To find the volume of the solid formed by rotating the area under the curve \( y = \frac{1}{x} \) from \( x = 1 \) to \( x = 3 \) about the y-axis, we can use two methods: the **Shell Method** and the **Washer Method**. Both methods should yield the same result when applied correctly. ### 1. Shell Method The **Shell Method** is particularly useful when dealing with rotations around the y-axis. Here's how to apply it: - **Radius of the Shell:** \( x \) (distance from the y-axis) - **Height of the Shell:** \( y = \frac{1}{x} \) (since we're considering the area under the curve) - **Volume Element:** The differential volume \( dV \) of a cylindrical shell is given by: \[ dV = 2\pi \times \text{radius} \times \text{height} \times dx = 2\pi x \left(\frac{1}{x}\right) dx = 2\pi dx \] - **Total Volume \( V \):** \[ V = \int_{1}^{3} 2\pi dx = 2\pi (3 - 1) = 4\pi \] ### 2. Washer Method The **Washer Method** involves integrating with respect to \( y \): 1. **Express \( x \) in terms of \( y \):** \( x = \frac{1}{y} \) 2. **Determine Limits of Integration:** - When \( x = 1 \), \( y = 1 \) - When \( x = 3 \), \( y = \frac{1}{3} \) 3. **Set Up the Integral:** - **Outer Radius \( R \):** \( \frac{1}{y} \) (from the curve) - **Inner Radius \( r \):** \( 1 \) (from the line \( x = 1 \)) However, for \( y < \frac{1}{3} \), \( \frac{1}{y} > 3 \), which exceeds our domain.
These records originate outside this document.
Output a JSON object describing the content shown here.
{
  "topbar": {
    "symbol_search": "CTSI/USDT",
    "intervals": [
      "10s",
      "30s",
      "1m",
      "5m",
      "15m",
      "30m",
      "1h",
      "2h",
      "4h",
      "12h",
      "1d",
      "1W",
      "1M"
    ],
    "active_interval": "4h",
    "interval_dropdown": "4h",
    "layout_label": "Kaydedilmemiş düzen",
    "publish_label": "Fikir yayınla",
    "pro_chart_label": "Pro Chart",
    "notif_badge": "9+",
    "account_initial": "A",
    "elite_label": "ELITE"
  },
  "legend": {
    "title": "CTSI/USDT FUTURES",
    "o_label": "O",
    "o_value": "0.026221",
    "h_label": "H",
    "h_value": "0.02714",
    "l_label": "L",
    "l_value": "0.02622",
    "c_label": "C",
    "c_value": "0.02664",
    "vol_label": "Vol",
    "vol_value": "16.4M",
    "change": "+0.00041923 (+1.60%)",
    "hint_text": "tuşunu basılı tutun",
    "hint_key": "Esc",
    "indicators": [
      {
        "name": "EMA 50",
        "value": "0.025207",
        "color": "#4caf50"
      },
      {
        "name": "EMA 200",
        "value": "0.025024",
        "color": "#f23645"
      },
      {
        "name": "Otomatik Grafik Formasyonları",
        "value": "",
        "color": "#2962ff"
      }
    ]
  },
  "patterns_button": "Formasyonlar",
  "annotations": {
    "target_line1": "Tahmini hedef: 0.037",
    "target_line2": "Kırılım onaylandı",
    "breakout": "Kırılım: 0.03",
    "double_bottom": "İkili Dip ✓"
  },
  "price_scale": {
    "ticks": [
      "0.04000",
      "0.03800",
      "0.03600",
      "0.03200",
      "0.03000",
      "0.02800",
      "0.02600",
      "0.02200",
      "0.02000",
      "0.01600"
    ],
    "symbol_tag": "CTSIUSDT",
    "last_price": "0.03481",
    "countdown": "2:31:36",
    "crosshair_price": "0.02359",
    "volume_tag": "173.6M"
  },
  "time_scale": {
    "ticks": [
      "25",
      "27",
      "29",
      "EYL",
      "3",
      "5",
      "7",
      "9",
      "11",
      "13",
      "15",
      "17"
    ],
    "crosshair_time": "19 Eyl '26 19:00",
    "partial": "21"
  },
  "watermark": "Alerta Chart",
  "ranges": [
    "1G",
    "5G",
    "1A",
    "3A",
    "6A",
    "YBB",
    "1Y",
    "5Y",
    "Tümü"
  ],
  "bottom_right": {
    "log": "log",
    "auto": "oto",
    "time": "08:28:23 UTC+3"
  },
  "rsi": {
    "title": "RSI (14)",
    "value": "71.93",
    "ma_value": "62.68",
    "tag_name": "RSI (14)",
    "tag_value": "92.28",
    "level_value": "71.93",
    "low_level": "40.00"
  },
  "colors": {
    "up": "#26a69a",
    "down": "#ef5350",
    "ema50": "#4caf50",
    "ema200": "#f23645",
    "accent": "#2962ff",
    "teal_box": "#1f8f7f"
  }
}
Therefore, we have two regions to consider: - **For \( y \) from \( \frac{1}{3} \) to \( 1 \):** \[ R = \frac{1}{y}, \quad r = 1 \] - **For \( y \) from \( 0 \) to \( \frac{1}{3} \):** \[ R = 3, \quad r = 1 \] 4. **Compute the Integrals:** \[ V = \pi \left( \int_{\frac{1}{3}}^{1} \left( \left(\frac{1}{y}\right)^2 - 1^2 \right) dy + \int_{0}^{\frac{1}{3}} \left(3^2 - 1^2\right) dy \right) \] Simplifying: \[ V = \pi \left( \int_{\frac{1}{3}}^{1} \left(\frac{1}{y^2} - 1\right) dy + \int_{0}^{\frac{1}{3}} 8 \, dy \right) \] Evaluating the integrals: \[ V = \pi \left[ \left(-\frac{1}{y} - y\right) \bigg|_{\frac{1}{3}}^{1} + 8 \left(\frac{1}{3} - 0\right) \right] = \pi \left[ 2 - \frac{2}{3} + \frac{8}{3} \right] = 4\pi \] ### Conclusion Both methods confirm that the volume of the solid is: \[ \boxed{4\pi} \]